Foreclosure story misleading

Tue, 06/26/2007 - 5:49pm
By: Letters to the ...

I was reading your article posted in The Citizen on Wednesday, June 13, 2007, entitled “Fayette foreclosures: A growing pain,” and I have concerns with your sensationalizing the foreclosure issue ... [such as] your statement, “As $600,000 homes continue to emerge from the county’s red clay, the foreclosure rate increase in 2007 is the highest in the Atlanta region.”

First, what possible relevance’s does the $600,000 homes in Fayette have with foreclosure rates or possibly with sub-prime loans? Your opening statement is totally useless. I can only assume that you’re doing this to sensationalize the issue or that you just don’t know what you’re talking about.

Secondly, by your own data, table 1, Fayette is 10th in foreclosures by counties, and not “... the highest in the Atlanta region.”

Misanalyzing your own data only leads to a lack of credibility.

Third, it’s very easy to sensationalize an issue by taking two data points, year 2000 foreclosure rates compared to 2006 rates, and conclude a huge problem exists.

If you average the foreclosure rates by county between 2000 and 2006 and then calculate the increase in 2006 from the average, then you’ll see that we’ve had a 40 percent increase in 2006 from the average. Needless to say, this is certainly ugly, but it’s not as overwhelming as the 131.9 percent that you’re stating.

Next, you state that 16 percent of Fayette’s foreclosures result from sub-prime lending. If we assume this is true for 2006, then 109 of the total 684 foreclosures in Fayette had sub-prime loans. Seems to me that a bigger problem exists outside of sub-prime and that perhaps you should be reporting on that.

Finally, it would be useful to understand the foreclosure rate frequency within price brackets.

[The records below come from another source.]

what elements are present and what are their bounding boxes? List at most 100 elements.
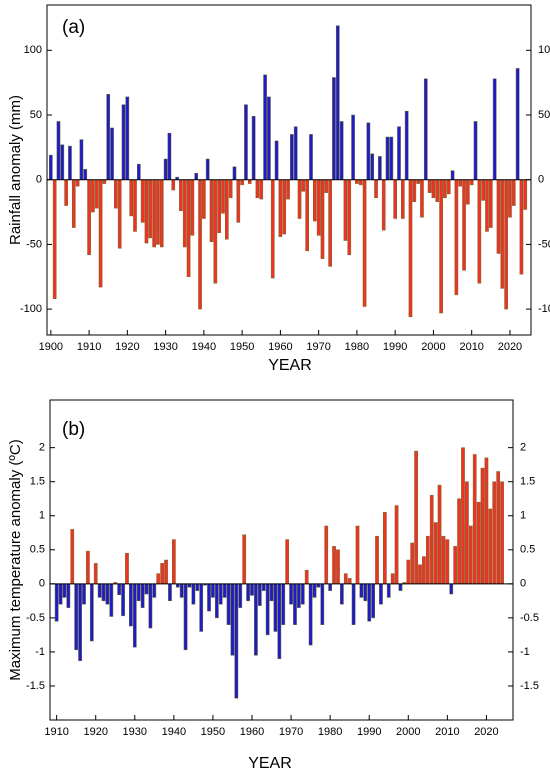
bar [159, 179, 164, 248]
bar [515, 68, 520, 180]
bar [263, 74, 267, 180]
bar [62, 583, 67, 598]
bar [286, 179, 290, 200]
bar [454, 179, 459, 296]
bar [316, 179, 321, 236]
bar [336, 549, 340, 585]
bar [261, 583, 266, 591]
bar [152, 583, 157, 598]
bar [186, 179, 191, 278]
x-tick-label: 1940 [162, 726, 186, 738]
bar [255, 179, 260, 199]
bar [121, 583, 125, 617]
bar [429, 495, 434, 585]
bar [70, 529, 75, 585]
bar [278, 179, 283, 237]
bar [247, 179, 252, 184]
bar [293, 126, 298, 180]
bar [343, 573, 348, 585]
bar [468, 525, 473, 585]
bar [500, 481, 504, 585]
bar [347, 179, 352, 256]
bar [301, 179, 306, 192]
bar [265, 583, 270, 636]
bar [300, 583, 305, 605]
bar [259, 179, 264, 200]
bar [328, 179, 332, 267]
bar [366, 122, 371, 180]
bar [94, 179, 99, 209]
bar [437, 484, 442, 585]
bar [359, 583, 364, 598]
bar [496, 471, 501, 585]
bar [386, 583, 391, 598]
y-tick-label: -0.5 [26, 612, 45, 624]
y-tick-label: 0 [39, 578, 45, 590]
bar [385, 136, 390, 180]
bar [450, 170, 455, 180]
bar [324, 525, 329, 585]
bar [187, 583, 192, 588]
bar [125, 96, 130, 180]
bar [211, 583, 215, 598]
bar [129, 179, 133, 217]
y-axis-label: Rainfall anomaly (mm) [7, 95, 24, 245]
bar [156, 573, 161, 585]
bar [117, 583, 122, 595]
bar [406, 559, 411, 585]
bar [64, 179, 68, 206]
bar [156, 179, 160, 245]
bar [397, 126, 401, 180]
bar [443, 179, 447, 199]
bar [270, 179, 275, 279]
bar [404, 110, 409, 180]
bar [214, 583, 219, 619]
bar [441, 535, 446, 585]
bar [427, 179, 432, 193]
bar [190, 179, 195, 236]
bar [320, 583, 325, 625]
y2-tick-label: 2 [520, 442, 526, 454]
y2-tick-label: 0 [538, 174, 544, 186]
bar [254, 583, 258, 656]
bar [282, 179, 287, 235]
y2-tick-label: -0.5 [520, 612, 539, 624]
bar [309, 134, 313, 180]
bar [466, 179, 470, 205]
x-tick-label: 1980 [345, 341, 369, 353]
bar [351, 583, 356, 625]
bar [379, 583, 383, 605]
bar [289, 583, 293, 605]
bar [49, 154, 53, 180]
bar [114, 179, 118, 209]
bar [489, 179, 493, 228]
y-tick-label: 1.5 [30, 476, 45, 488]
x-tick-label: 1910 [77, 341, 101, 353]
bar [148, 583, 153, 629]
x-tick-label: 1900 [39, 341, 63, 353]
bar [136, 583, 141, 602]
bar [480, 467, 485, 585]
bar [414, 450, 418, 585]
bar [163, 158, 168, 180]
bar [492, 481, 497, 585]
y2-tick-label: 0.5 [520, 544, 535, 556]
bar [257, 583, 262, 606]
bar [398, 583, 403, 591]
bar [269, 583, 274, 602]
bar [82, 583, 86, 605]
bar [250, 583, 254, 596]
bar [504, 179, 508, 310]
bar [110, 127, 114, 180]
bar [251, 116, 256, 180]
bar [121, 104, 126, 180]
bar [445, 539, 450, 585]
panel-label: (b) [62, 419, 85, 440]
x-tick-label: 1910 [44, 726, 68, 738]
bar [78, 583, 82, 662]
y2-tick-label: -100 [538, 303, 550, 315]
bar [343, 179, 348, 241]
y-tick-label: 50 [30, 109, 42, 121]
bar [431, 179, 436, 199]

For instance, how many foreclosures occurred for homes less then $100k, $100k to $199k, $200k to $299k, $300k to $399k, and greater then $400k?

You should also include the total number of homes sold in each bracket. Then we can make rational decisions from the data instead of exaggerating the numbers and simply concluding that the problem relates to things we hear on television.

Going forward, I’m hopeful that your data analysis will improve during this summer-long series of foreclosures. Accurate data may be a little more boring, yet, I would consider a 40 percent increase in foreclosures in 2006 over the average foreclosures in the past six years to be newsworthy.

I do not work in the home/mortgage industry, and I do not live in a $600k home in Fayette. I’m interested in real facts and find it sad when poor data analysis is presented to the masses.

Alex Lussos

alex.lussos (at) yahoo.com

[The editor replies: The story states that Fayette’s rate of increase in foreclosures is the highest in the Atlanta region. That is accurate. Introducing an additional statistical step of averging six years’ worth of figures can be as misleading as relying on the raw data, whether the answer is “not as overwhelming” or not. An average can disguise or even distort raw number trends. The figures are what they are. Additional perspective is provided in two stories beginning on Page A1 in this edition.]